LGBT seniors came of age in a culture hostile to gay people. While the days of considering homosexuality a disease and a crime may be over for good, homophobia still affects the health of older gay people.
The three biggest issues affecting the health of LGBT seniors are isolation, a lack of traditional family structures and economic insecurity, issues that are often intertwined, advocates say.
Past discrimination can have a real affect on the lives of today’s seniors, said Jan Couvillion, former outreach to elders activities manager at New Leaf, a San Francisco healthcare center for LGBT people that closed in 2009 after 35 years of operation.
Overall, LGBT elders are half as likely as their straight peers to have a close relative to rely on for help, and elderly lesbian couples are twice as likely as heterosexual couples to live below the poverty line, according to a report by SAGE, an advocacy group for LGBT seniors, “Improving the Lives of LGBT Older Adults.” These are significant risk factors for poor health outcomes, the report noted.
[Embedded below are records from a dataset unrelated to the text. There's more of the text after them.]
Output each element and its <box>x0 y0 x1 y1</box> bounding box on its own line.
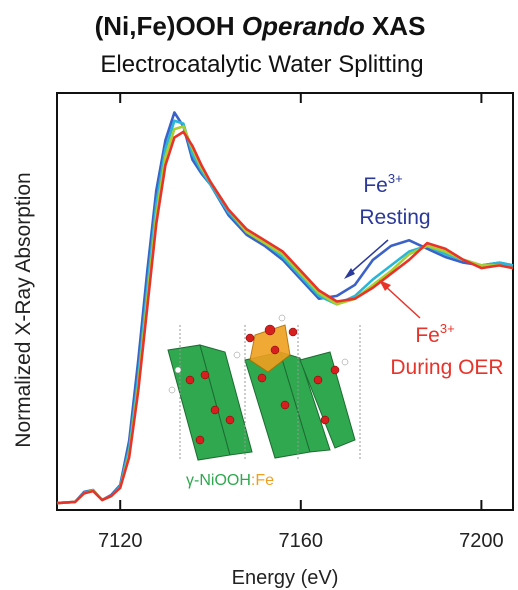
inset-label: γ-NiOOH:Fe <box>186 472 274 489</box>
annotation-sup: 3+ <box>388 171 403 186</box>
x-axis-label: Energy (eV) <box>232 567 339 589</box>
annotation: Fe3+ <box>363 171 402 197</box>
inset-label-part: γ-NiOOH <box>186 472 251 489</box>
annotation: Fe3+ <box>415 321 454 347</box>
plot-frame <box>56 92 514 511</box>
chart-subtitle: Electrocatalytic Water Splitting <box>100 51 423 78</box>
title-part: XAS <box>372 11 425 41</box>
chart-title: (Ni,Fe)OOH Operando XAS <box>95 11 426 41</box>
annotation-sup: 3+ <box>440 321 455 336</box>
annotation-line2: During OER <box>390 356 503 379</box>
x-tick-label: 7120 <box>98 530 143 552</box>
y-axis-label: Normalized X-Ray Absorption <box>12 172 35 447</box>
inset-label-part: :Fe <box>251 472 274 489</box>
annotation-text: Fe <box>363 174 388 197</box>
annotation-line2: Resting <box>359 206 430 229</box>
title-part: (Ni,Fe)OOH <box>95 11 235 41</box>
x-tick-label: 7160 <box>279 530 324 552</box>
inset-structure: γ-NiOOH:Fe <box>167 314 361 489</box>
annotation-text: Fe <box>415 324 440 347</box>
series-line <box>56 130 514 505</box>
title-part: Operando <box>242 11 365 41</box>
annotation-arrows <box>344 239 421 319</box>
x-tick-label: 7200 <box>459 530 504 552</box>
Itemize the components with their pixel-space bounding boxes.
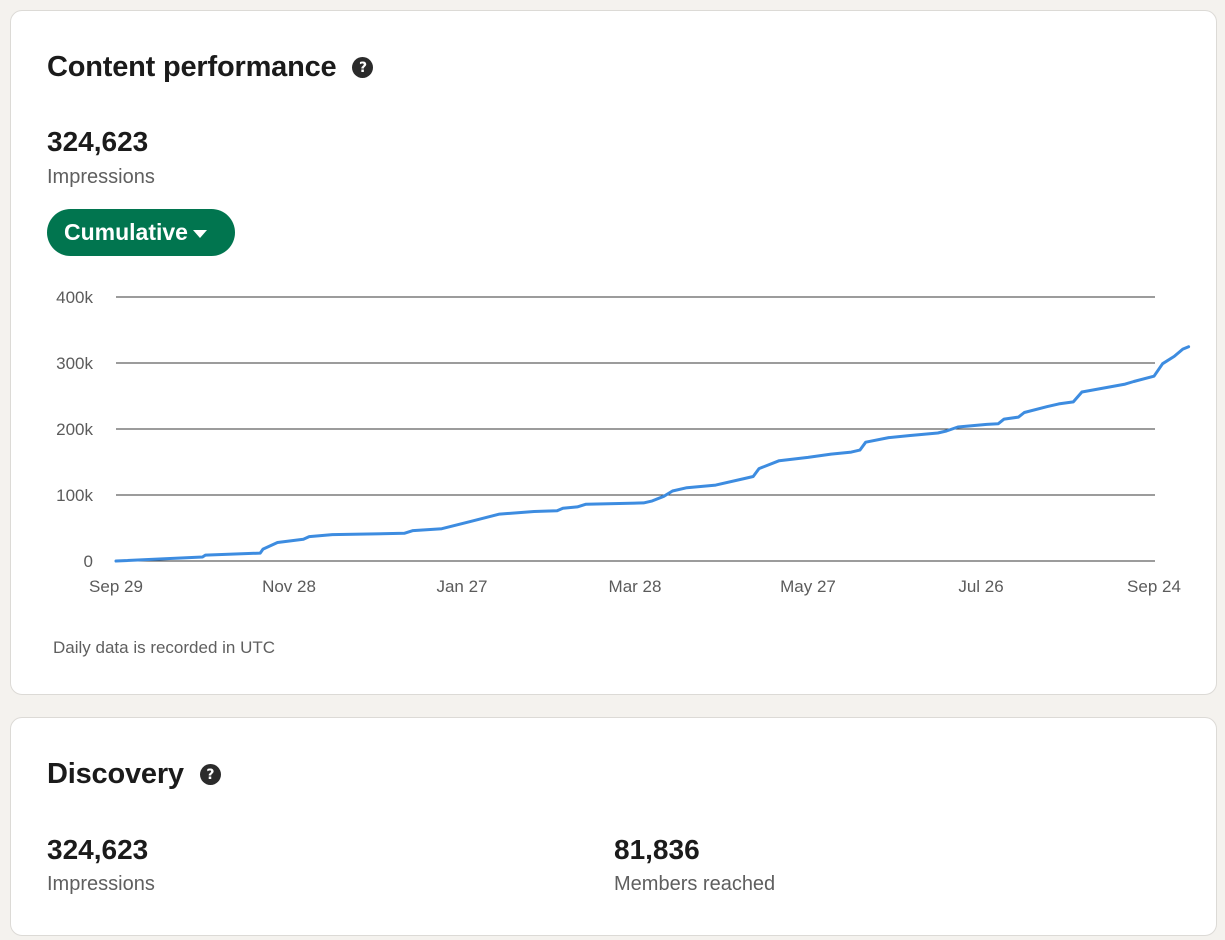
- utc-footnote: Daily data is recorded in UTC: [53, 638, 276, 657]
- question-circle-icon[interactable]: ?: [199, 764, 221, 785]
- members-reached-label: Members reached: [614, 873, 776, 895]
- members-reached-value: 81,836: [614, 834, 700, 865]
- content-performance-card: Content performance ? 324,623 Impression…: [10, 10, 1217, 695]
- x-axis-ticks: Sep 29 Nov 28 Jan 27 Mar 28 May 27 Jul 26 Sep …: [89, 577, 1181, 596]
- impressions-value: 324,623: [47, 126, 149, 157]
- content-performance-heading: Content performance ?: [47, 51, 374, 84]
- x-tick-label: Mar 28: [609, 577, 662, 596]
- y-tick-label: 200k: [56, 420, 93, 439]
- x-tick-label: Sep 29: [89, 577, 143, 596]
- cumulative-label: Cumulative: [64, 219, 188, 245]
- y-tick-label: 0: [84, 552, 93, 571]
- discovery-impressions-label: Impressions: [47, 873, 155, 895]
- y-tick-label: 300k: [56, 354, 93, 373]
- caret-down-icon: [192, 229, 207, 238]
- question-circle-icon[interactable]: ?: [352, 57, 374, 78]
- discovery-card: Discovery ? 324,623 Impressions 81,836 M…: [10, 717, 1217, 936]
- chart-grid: [116, 296, 1155, 562]
- y-tick-label: 400k: [56, 288, 93, 307]
- impressions-series-line: [114, 345, 1191, 563]
- cumulative-dropdown-button[interactable]: Cumulative: [47, 209, 235, 256]
- x-tick-label: Sep 24: [1127, 577, 1181, 596]
- x-tick-label: Jan 27: [436, 577, 487, 596]
- content-performance-title: Content performance: [47, 51, 337, 83]
- x-tick-label: Nov 28: [262, 577, 316, 596]
- y-tick-label: 100k: [56, 486, 93, 505]
- discovery-title: Discovery: [47, 758, 184, 790]
- y-axis-ticks: 0 100k 200k 300k 400k: [56, 288, 93, 571]
- impressions-chart: 0 100k 200k 300k 400k Sep 29 Nov 28 Jan 27 Mar …: [56, 288, 1191, 596]
- discovery-heading: Discovery ?: [47, 758, 221, 791]
- x-tick-label: Jul 26: [958, 577, 1003, 596]
- discovery-impressions-value: 324,623: [47, 834, 149, 865]
- x-tick-label: May 27: [780, 577, 836, 596]
- impressions-label: Impressions: [47, 166, 155, 188]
“Most lesbians, at least the ones I know, spent their lives walking the fence,” said Couvillion, who is 70 years old and a member of the activist group Older Lesbians Organizing for Change.
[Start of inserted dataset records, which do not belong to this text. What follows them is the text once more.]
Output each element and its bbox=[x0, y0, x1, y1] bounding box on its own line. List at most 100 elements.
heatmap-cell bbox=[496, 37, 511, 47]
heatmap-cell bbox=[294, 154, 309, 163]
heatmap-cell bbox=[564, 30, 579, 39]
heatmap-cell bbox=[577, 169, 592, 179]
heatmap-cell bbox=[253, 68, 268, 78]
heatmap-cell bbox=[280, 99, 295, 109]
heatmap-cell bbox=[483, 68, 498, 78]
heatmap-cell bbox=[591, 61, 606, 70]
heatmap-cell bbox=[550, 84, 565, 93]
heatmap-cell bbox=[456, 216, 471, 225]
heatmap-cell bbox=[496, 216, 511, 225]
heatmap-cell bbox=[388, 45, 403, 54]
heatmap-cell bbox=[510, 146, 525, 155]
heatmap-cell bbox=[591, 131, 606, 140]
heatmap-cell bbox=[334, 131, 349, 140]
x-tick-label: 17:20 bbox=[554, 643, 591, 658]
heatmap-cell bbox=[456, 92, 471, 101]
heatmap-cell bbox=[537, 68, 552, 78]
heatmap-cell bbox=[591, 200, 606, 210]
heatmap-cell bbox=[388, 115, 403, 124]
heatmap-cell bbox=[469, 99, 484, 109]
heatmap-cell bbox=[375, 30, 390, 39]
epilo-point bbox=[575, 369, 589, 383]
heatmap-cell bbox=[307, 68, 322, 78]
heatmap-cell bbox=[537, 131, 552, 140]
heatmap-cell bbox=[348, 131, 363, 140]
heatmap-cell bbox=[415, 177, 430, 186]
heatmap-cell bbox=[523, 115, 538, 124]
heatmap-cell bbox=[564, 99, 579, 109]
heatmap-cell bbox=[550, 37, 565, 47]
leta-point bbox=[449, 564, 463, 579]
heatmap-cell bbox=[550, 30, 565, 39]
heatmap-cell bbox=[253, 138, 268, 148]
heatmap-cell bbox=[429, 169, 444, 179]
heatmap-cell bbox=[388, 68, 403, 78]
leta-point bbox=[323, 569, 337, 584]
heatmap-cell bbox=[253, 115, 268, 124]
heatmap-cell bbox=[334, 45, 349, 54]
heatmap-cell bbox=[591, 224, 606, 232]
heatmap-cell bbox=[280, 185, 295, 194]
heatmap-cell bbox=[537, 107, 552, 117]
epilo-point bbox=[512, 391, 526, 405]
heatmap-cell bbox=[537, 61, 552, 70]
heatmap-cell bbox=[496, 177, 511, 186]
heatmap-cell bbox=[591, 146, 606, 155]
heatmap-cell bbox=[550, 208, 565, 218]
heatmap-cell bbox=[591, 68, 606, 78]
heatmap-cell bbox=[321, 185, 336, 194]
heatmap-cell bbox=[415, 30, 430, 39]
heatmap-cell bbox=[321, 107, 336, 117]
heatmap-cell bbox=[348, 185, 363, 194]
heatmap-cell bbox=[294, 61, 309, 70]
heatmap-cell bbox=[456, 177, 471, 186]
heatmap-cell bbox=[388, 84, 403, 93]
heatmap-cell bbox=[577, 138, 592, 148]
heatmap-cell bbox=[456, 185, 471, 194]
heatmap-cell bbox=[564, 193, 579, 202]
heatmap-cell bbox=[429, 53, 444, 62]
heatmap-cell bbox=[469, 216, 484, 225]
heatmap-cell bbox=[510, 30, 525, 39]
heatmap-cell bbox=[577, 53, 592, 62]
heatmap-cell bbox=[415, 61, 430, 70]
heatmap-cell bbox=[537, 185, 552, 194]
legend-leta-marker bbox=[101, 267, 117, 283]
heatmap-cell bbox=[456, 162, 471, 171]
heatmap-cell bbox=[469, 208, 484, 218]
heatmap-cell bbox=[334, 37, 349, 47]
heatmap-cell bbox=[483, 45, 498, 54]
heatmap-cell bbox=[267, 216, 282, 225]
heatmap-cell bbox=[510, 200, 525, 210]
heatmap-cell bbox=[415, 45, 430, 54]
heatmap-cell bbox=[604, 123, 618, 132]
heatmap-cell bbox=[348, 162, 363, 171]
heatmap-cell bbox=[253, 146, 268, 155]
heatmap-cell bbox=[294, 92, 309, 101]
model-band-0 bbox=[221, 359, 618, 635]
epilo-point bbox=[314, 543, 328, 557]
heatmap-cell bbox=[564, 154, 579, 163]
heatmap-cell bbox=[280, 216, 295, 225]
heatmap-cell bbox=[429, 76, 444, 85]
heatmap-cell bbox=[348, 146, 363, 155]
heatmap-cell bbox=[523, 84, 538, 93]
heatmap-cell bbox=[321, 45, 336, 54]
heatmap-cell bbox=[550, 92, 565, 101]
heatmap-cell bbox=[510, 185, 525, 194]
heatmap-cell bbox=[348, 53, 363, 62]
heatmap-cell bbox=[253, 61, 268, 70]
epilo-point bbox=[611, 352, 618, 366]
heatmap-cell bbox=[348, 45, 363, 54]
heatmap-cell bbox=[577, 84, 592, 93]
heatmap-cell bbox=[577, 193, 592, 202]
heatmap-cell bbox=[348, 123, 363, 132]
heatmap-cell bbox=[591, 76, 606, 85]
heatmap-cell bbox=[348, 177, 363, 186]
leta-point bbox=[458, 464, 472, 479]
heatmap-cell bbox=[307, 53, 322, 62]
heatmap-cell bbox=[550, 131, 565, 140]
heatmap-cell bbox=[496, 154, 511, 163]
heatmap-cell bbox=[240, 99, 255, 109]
Peers who came out at work were often discriminated against and lost their jobs, Couvillion said. The jobs they took to replace their positions often were at much lower pay, she added, which had a long lasting effect on their economic security and on their wellbeing. “There is the stress and the loss of dignity,” Couvillion said.
The traditional family structures that people rely on for care in old age are often broken for elderly LGBT people too, creating an isolation Couvillion sees today in her work as a senior peer advocate for the Tenderloin Self-Help Center. She described an 84-year-old lesbian client who lives in an SRO alone and manages her own incontinence by sleeping on a plastic sheet with no blankets. Coming out often meant severing family bonds for this generation of seniors, and lesbians who didn’t have children are often left to fend for themselves, Couvillion said.
Healthcare providers’ lack of knowledge about the needs of LGBT patients, combined with a lack of resources, make these issues all the more difficult to address, said Dan Ashbrook, the director of Lavender Seniors of the East Bay, an organization devoted to improving the lives of LGBT senior citizens. In addition to organizing lunches and visits to cut down on the isolation of LGBT seniors, Lavender Seniors conducts trainings to help nursing home staff offer better care to older gay people.